Nevertheless, in 1713, English pirates Thomas Barrow and Benjamin Hornigold did proclaim themselves the governors of a tangible pirate republic on the island of New Providence in the Bahamas. They were joined by pirate captains such as Charles Vane, Thomas Burgess, John Rackham and Blackbeard. However, this republic was soon eliminated in 1718 by Captain Woodes Rogers with his appointment as the Royal Governor of the Bahamas.

The English ruling class recognized the influence of Libertalia and its alternative social order, and they soon put their efforts into quashing it. There were worries of a pirate "Commonwealth" (such as the one Barrow and Hornigold set up), especially one in areas where no nation would be able to fight them. English rulers responded by hanging sea robbers by the hundreds, and the English Parliament passed new legislation persecuting pirates. Finally, with the hanging of Captain Bartholomew Roberts' men at Cape Coast Castle on the African coast in 1722, the Golden Age of Piracy was brought to an end.

== Sources ==
- Antony, Robert J. 2007. Pirates in the Age of Sail. New York: W. W. Norton & Co.

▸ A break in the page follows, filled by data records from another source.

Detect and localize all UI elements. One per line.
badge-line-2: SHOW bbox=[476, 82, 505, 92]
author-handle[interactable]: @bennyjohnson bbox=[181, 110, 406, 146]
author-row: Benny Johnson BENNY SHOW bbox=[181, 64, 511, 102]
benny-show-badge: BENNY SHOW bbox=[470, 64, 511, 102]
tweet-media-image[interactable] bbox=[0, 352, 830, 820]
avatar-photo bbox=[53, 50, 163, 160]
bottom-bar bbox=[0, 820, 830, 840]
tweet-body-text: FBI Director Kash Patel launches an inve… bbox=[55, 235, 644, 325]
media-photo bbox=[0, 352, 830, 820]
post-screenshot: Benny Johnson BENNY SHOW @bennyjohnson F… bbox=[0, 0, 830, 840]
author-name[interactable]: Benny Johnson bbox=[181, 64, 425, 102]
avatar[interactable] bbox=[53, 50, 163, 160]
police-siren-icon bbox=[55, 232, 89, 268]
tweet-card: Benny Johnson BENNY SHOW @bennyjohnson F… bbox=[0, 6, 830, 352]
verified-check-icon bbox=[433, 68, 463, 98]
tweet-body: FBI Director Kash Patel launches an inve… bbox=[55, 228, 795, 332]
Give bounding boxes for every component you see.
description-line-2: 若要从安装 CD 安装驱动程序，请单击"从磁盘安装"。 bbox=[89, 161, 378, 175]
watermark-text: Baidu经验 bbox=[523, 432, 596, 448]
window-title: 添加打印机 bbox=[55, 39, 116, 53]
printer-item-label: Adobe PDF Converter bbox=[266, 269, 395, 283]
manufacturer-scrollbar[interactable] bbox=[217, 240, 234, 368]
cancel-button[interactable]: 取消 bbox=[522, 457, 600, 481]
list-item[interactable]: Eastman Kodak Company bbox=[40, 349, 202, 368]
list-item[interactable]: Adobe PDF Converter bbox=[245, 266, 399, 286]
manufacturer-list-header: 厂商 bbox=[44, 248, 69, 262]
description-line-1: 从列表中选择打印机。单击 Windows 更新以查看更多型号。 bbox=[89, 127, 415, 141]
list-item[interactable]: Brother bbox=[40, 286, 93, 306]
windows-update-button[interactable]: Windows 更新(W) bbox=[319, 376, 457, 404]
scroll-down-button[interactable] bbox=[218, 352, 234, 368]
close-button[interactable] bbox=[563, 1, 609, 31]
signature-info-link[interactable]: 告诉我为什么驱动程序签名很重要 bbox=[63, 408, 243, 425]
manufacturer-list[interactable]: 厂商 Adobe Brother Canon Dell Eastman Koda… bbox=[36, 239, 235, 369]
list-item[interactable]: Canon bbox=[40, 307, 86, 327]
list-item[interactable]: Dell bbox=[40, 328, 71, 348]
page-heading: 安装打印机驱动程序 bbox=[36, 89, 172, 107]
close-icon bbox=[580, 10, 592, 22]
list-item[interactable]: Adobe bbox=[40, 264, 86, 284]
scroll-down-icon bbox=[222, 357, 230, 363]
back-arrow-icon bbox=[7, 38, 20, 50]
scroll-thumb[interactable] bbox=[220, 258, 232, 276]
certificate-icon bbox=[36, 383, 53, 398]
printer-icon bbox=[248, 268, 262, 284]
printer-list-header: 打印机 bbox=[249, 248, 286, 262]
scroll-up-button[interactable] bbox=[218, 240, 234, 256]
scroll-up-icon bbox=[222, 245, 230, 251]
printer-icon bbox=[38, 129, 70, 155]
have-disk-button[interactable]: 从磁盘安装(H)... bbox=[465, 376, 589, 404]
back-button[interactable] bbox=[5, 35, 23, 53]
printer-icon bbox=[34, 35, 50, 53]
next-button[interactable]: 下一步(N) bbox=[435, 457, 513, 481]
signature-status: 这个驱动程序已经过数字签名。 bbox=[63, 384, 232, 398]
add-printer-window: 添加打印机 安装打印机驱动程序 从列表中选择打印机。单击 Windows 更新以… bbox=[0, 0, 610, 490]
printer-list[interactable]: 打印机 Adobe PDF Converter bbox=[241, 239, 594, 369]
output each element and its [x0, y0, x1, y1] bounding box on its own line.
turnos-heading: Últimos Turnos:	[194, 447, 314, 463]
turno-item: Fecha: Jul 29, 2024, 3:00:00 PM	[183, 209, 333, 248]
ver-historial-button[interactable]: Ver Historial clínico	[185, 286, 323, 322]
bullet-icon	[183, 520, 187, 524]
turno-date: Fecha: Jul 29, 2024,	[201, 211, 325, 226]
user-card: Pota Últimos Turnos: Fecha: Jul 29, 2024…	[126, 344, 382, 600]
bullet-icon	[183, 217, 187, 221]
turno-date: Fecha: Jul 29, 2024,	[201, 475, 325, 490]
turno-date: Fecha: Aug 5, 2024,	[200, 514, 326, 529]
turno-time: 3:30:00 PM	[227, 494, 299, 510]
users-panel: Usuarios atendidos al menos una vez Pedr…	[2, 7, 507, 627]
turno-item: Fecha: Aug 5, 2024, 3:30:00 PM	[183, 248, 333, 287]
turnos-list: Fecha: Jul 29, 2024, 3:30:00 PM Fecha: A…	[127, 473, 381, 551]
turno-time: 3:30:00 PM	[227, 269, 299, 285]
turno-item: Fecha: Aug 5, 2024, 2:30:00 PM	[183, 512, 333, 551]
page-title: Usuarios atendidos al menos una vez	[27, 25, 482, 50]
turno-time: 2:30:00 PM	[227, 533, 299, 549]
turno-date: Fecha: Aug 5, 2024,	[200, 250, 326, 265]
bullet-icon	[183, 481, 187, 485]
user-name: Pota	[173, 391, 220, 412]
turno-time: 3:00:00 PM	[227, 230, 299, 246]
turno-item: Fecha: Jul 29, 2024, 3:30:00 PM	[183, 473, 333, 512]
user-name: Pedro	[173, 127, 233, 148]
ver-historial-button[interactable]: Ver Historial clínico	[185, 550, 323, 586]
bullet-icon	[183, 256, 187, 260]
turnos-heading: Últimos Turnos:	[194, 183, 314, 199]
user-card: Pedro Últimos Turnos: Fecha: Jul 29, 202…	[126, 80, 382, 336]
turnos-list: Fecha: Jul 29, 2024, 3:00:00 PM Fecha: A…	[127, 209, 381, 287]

- Cordingly, David. 1996. Pirates : Terror on the High Seas, from the Caribbean to the South China Sea. Atlanta; Kansas City, Mo.: Turner Pub. ; Distributed by Andrews and McMeel.
- Cordingly, David. 1996. Under the Black Flag : The Romance and the Reality of Life Among the Pirates. New York: Random House.
- Johnson, David E. 2002. Review: Of Pirates, Captives, Barbarians, and the Limits of Culture. American Literary History 14 (2) (Summer): pp. 358–375.
- Leeson, Peter T. 2007. An-arrgh-chy: The Law and Economics of Pirate Organization. The Journal of Political Economy 115 (6) (Dec.): pp. 1049–1094,
- Little, Benerson. 2007. The Buccaneer's Realm: Pirate Life on the Spanish Main, 1674–1688. Washington, D.C: Potomac Books.
- Ossian, Robert. "Roles and Duties On Board a Ship." Pirate's Cove, Available from http://www.thepirateking.com/historical/ship_roles.htm (accessed November 27, 2010).
- Rediker, Marcus. 1981. "Under the Banner of King Death": The Social World of Anglo-American pirates, 1716 to 1726. The William and Mary Quarterly 38 (2) (Apr.): pp. 203–227.